Timers and timing, was: MySQL Performance 6.0rc1

Peter Jeremy PeterJeremy at optushome.com.au
Fri Oct 28 02:34:32 PDT 2005


On Fri, 2005-Oct-28 00:35:24 +0200, Poul-Henning Kamp wrote:
>    *	Does threads have to return ordered timestamps ?
>
>		Consider:
>
>		CPU1			CPU2
>
>		gettimeofday(t1)
>					gettimeofday(t2)
>		gettimeofday(t3)
...
>
>		[t1 <= t2 <= t3]

If this reflects kernel threads, unless there's some sort of explicit
synchronization between the two threads, there's no need to guarantee
anything better than t1 <[=] t3.  If the threads are explicitly
synchronised, then we should guarantee t1 <= t2 <= t3.

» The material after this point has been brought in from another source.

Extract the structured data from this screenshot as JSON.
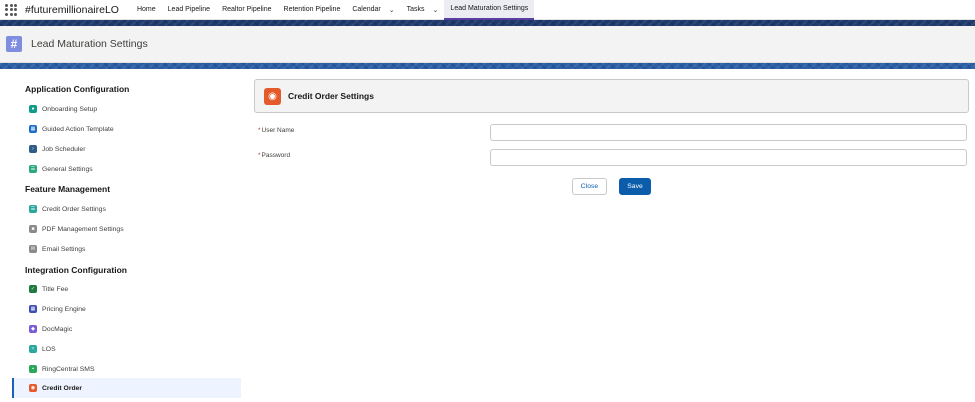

On Thu, 2005-Oct-27 19:50:45 -0400, Chuck Swiger wrote:
>I believe Darwin keeps the timecounters of the system exposed on a common 
>page mapped via the System framework (their libc+libm), which gets mapped 
>in once by init, and then shared with all of it's children copy-on-write.  
>They are using the PowerPC timebase registers according to a thread on the 
>darwin-kernel list.

SunOS 4.x (I'm not sure about SunOS 5.x) did this as well.  As Poul
pointed out, this is much easier with sane hardware.

FreeBSD already supports a variety of different timecounters with
different levels of accuracy/performance/guarantees.  One problem is
that this is a system-wide knob whereas different applications may
have different requirements.  Whilst it's reasonable for MySQL to
gather performance statistics, it only needs to measure short time
periods and doesn't require extreme accuracy - the TSC would
probably be good enough on a UP system (if there was a quick way
to measure the current TSC tick rate).  I don't think there's
any way on i386 to quickly access a timecounter that returns a
synchronised time across multiple CPUs.